"Chuck & Larry" is at 21% at rottentomatoes.com (with 14 reviews), but I found this review interesting. From the Village Voice:
Queer as Folk
If you can't fix it, you gotta stand it? The 'Adam Sandler gay-marriage movie' crassly disagrees.
by Nathan Lee
July 17th, 2007 2:39 PM
I can't speak to the achievement of I Now Pronounce You Chuck and Larry within the Adam Sandler oeuvre. Geeky Jews are totally my type, but Sandler's never suited my taste in comedy. His enormous popularity has always seemed one of those straight things I'll never understand, like the widespread delusion that Scarlett Johansson can act. Having recently registered for domestic partnership with my geeky Jew (hi, Glen!), and long annoyed by Hollywood homosexuals (suck my balls, Philadelphia), I approached "the Adam Sandler gay-marriage movie" with a little curiosity and a lot of baggage (made in Paris, Martin Margiela).
There are faggot jokes and flaming galore in Chuck and Larry, a movie that exploits gay stereotypes even as it mounts (from behind) an ingenious dismantling of homophobia. Made by straight people for straight people, this lowbrow comedy about super-butch firemen (Sandler and Kevin James) faking a gay marriage is a very queer landmark indeed. No joke, the bar has been raised, not least on the potential of "don't drop the soap" routines.
Somewhere in the cafeteria at GLAAD headquarters, girlfriend is about to choke on her quiche, but here goes: Tremendously savvy in its stupid way, I Now Pronounce You Chuck and Larry is as eloquent as Brokeback Mountain, and even more radical. "The gay cowboy movie" liberated desires latent in the classic western, and made them palpable (and palatable) by channeling them into the strictures of another genre, romantic tragedy. Progressive values were advanced by a retreat to a traditional mode of storytelling, the love that dare not speak its name rendered intelligible through the universal language of the upscale weepy.
Chuck and Larry takes this strategy much further, baiting a far less adventuresome demographic. Gay themes won't deter the Sandler cult, who can rely on their man not to be a fag. And that, precisely, is the canny maneuver here. Our pussy-loving men's men are New York City firefighters to boot, the very embodiment of all-American heroism (and object of gay fetishism). Sandler's womanizing bachelor Chuck Levine reluctantly agrees to play the homo husband of his buddy Larry Valentine to help secure pension benefits for Larry's kids—one of whom, a flaming little 'mo named Eric (Cole Morgan), likes to practice numbers from Pippin in an outfit inspired by Flashdance. Oh, snap! Chuck and Larry is the first movie to effectively hijack that all-purpose justification for right-wing bigotry, "protecting the children," and redeploy it as a weapon of the homosexual intifada.

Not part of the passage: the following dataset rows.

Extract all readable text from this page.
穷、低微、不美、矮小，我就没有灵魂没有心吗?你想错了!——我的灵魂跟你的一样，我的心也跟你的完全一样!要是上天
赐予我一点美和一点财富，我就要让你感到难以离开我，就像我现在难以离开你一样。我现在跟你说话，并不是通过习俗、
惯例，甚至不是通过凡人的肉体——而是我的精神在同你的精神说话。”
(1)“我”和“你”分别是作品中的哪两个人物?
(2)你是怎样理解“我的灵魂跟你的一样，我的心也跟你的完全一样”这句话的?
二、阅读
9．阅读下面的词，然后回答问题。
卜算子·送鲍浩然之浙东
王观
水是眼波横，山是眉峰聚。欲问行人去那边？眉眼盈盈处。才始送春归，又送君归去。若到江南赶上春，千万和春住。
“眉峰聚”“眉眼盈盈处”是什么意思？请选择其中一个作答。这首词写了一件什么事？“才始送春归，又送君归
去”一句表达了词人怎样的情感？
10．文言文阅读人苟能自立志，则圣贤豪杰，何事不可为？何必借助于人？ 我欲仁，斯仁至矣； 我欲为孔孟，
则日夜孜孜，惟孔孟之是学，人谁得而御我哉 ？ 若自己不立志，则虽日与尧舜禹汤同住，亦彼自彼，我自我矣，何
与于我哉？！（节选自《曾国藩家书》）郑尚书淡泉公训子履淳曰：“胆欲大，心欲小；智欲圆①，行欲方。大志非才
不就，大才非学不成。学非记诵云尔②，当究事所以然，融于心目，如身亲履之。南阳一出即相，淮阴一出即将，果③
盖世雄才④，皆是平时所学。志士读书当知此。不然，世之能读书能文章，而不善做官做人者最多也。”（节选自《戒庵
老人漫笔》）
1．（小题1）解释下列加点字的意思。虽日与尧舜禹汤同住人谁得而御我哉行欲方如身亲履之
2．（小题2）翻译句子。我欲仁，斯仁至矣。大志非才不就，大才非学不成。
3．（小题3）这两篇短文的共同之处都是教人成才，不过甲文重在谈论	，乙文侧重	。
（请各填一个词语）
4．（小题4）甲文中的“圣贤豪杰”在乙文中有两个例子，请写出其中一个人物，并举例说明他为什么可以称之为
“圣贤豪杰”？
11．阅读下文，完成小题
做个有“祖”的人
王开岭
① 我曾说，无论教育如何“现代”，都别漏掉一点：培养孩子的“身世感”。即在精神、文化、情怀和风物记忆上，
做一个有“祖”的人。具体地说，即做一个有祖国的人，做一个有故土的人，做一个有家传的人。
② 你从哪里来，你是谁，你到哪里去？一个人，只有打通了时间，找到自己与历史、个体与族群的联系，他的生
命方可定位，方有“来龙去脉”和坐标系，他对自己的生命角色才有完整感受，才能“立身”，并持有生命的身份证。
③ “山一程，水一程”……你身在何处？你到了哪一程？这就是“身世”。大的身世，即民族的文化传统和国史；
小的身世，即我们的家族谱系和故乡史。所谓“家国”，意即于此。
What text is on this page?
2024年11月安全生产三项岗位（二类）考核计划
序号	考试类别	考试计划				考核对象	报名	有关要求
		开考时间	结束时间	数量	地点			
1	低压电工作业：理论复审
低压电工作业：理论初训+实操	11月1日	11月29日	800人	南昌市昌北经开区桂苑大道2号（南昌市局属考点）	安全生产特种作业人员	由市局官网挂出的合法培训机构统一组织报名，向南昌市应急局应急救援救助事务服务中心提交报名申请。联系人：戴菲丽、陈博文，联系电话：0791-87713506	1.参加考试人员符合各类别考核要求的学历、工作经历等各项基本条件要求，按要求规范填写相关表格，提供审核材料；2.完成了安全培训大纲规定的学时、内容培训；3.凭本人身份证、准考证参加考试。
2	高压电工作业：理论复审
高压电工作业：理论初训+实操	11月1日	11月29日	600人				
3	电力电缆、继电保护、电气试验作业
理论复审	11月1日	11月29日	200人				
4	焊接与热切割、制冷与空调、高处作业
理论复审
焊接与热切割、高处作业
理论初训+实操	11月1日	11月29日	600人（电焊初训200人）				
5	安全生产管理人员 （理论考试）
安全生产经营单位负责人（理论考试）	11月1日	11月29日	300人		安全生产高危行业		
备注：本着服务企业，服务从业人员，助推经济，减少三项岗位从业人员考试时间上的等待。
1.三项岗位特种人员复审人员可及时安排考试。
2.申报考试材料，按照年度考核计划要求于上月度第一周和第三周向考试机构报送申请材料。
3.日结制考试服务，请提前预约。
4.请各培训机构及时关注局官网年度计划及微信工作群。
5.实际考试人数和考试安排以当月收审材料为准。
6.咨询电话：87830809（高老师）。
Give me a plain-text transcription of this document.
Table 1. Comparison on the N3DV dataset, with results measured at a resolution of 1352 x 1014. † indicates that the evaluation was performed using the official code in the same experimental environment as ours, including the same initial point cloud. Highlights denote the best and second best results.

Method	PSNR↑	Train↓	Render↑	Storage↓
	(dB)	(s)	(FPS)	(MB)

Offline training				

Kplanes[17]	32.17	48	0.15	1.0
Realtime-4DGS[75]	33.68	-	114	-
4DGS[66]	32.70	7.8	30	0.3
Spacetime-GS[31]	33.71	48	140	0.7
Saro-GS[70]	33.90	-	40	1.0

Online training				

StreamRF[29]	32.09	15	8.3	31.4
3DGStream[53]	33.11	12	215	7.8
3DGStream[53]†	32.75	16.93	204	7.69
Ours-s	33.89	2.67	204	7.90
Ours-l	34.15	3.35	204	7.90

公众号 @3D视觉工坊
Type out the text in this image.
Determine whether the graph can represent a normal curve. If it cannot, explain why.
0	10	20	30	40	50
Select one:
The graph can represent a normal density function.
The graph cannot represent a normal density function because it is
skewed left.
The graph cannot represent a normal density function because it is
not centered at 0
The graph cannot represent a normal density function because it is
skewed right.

Where the clowning queers of Birdcage invite us to laugh at their antics, the faux-mos in Chuck and Larry disarm prejudice by unabashedly reveling in its idiotic assumptions. "I used to wrestle in high school," is the gayest thing Chuck can think of, "and, uh, I liked it." The movie isn't effective despite the egregious gay stereotypes; it couldn't work without them. Through the medium of an Adam Sandler comedy, with all the requisite vulgarity, we're given access to what it feels like to be ostracized, to live under false pretenses, to suffer a sham marriage. It does with crass what Brokeback did with class, slipping dangerous sentiments into the safest of genres.
This sodomite had a gay old time. The coup of the movie is that Sandlerites will, too. They're the ones unmistakably addressed in the courtroom climax, the moment when Chuck and Larry confess their deceptions and assert their principles. Momentarily possessed by remarkable authenticity, Sandler seems to step out of character as he appeals to the crowd to stop using the word "faggot." I've used it a lot myself in the past, he says in a manner less like a line reading than a mea culpa, but it hurts the same way it does if you called me a kike.
Sandler feels like the authentic auteur of that sentiment, even if the words are credited to Barry Fanaro, a writer-producer of The Golden Girls, and the writing team of Alexander Payne and Jim Taylor, creators of two or three of the most acclaimed American movies of the past 10 years. It's impossible to know how much of the final script derives from the authors of Election, About Schmidt, and Sideways, and how much flowed from the pen responsible, most recently, for Men in Black II. Kudos to all. I have never heard the cause of gay equality more delectably phrased than as "the right to put whatever you want up your ass."